Twilight of the Blogs

Twilight of the Blogs - Are they over as a business? By Daniel Gross: "The Gullible Latecomers: In the end stages of any investment mania, the clueless and the greedy flood in. Pajamas Media. Last November, the collection of right-wing blogs (with a few lefties thrown in for laughs) grandly announced the closing of a $3.5 million round of venture capital financing. Roger Simon

The Excited Dinosaurs: Big, unwieldy media conglomerates—the types whose large-circulation magazines always publish trend stories six months too late, like Time Warner—are enthralled with this hot new niche. Last October, in a deal that put blogs on the map as a business, Time Warner paid a reported $25 million for Weblogs, Inc., a group of blogs cobbled together by tech-culture-Barnum Jason Calacanis. This week, the Wall Street Journal reported that Time Warner is poised to introduce Office Pirates. The bloggy site is run by Mark Golin, the brains behind Maxim's U.S. edition.
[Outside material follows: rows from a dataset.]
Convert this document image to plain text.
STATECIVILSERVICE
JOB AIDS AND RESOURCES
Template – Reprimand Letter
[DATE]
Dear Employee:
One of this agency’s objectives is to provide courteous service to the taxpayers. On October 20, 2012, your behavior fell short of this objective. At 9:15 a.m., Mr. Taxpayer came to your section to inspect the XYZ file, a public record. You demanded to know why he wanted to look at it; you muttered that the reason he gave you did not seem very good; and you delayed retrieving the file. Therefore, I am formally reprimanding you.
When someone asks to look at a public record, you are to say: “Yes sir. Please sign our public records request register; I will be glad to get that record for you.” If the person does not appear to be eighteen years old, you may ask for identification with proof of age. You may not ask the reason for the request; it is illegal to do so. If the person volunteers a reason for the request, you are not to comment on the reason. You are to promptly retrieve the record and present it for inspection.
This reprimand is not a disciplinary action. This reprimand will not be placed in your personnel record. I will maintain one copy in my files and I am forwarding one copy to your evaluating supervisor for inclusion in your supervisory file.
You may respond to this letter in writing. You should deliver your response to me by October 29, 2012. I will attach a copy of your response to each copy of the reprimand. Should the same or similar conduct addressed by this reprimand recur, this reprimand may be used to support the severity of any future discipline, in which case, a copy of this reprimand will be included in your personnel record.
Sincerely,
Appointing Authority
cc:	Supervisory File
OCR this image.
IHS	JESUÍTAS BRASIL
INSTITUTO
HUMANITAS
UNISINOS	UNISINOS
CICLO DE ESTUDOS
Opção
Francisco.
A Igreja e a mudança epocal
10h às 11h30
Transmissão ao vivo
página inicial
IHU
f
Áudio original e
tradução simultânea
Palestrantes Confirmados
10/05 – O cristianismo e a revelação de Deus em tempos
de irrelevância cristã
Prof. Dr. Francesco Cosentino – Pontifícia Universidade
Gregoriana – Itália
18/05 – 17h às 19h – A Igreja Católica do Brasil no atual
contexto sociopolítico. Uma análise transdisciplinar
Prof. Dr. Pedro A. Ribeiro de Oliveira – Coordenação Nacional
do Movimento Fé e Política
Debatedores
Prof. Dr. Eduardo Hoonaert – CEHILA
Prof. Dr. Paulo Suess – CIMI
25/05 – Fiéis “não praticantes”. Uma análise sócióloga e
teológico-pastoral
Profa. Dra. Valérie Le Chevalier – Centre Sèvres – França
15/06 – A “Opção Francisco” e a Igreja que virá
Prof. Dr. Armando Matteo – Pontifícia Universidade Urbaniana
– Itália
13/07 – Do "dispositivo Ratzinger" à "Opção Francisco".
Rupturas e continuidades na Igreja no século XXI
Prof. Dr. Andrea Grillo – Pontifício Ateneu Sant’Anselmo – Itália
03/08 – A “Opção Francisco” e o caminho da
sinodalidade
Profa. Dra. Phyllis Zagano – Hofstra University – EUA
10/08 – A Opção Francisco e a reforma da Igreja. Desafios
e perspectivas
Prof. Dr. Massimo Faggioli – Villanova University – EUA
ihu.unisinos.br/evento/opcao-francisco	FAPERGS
The Smart Guys Cashing Out: Remember Bob Pittman? The early head at MTV became Steve Case's right-hand man at AOL and helped sell the company to Time Warner for a huge premium in early 2000. In other words, he's a great market-timer. In 2003, Pittman paid $3.5 million for a controlling stake in Daily Candy, a bloggish newsletter on what Carrie Bradshaw wannabes should buy, wear, and eat—well, not eat, more like nibble.

The Magazine Cover Indicator: That's a term coined by Barry Ritholtz. Being plastered on the front of a national magazine is fatal for an investment trend. Remember Time's infamous anointing of Amazon.com Jeffrey Bezos as the "Man of the Year" for 1999? More recently, Time's crack trend-sniffing squad was working overtime to prepare this week's cover package on Google just as the stock began to melt down. New York isn't quite a national magazine, but its recent blog cover story will no doubt be quickly copied by the newsweeklies.

There are troubling signs—akin to the 1999 warnings about the Internet bubble—that suggest blogs have just hit their top."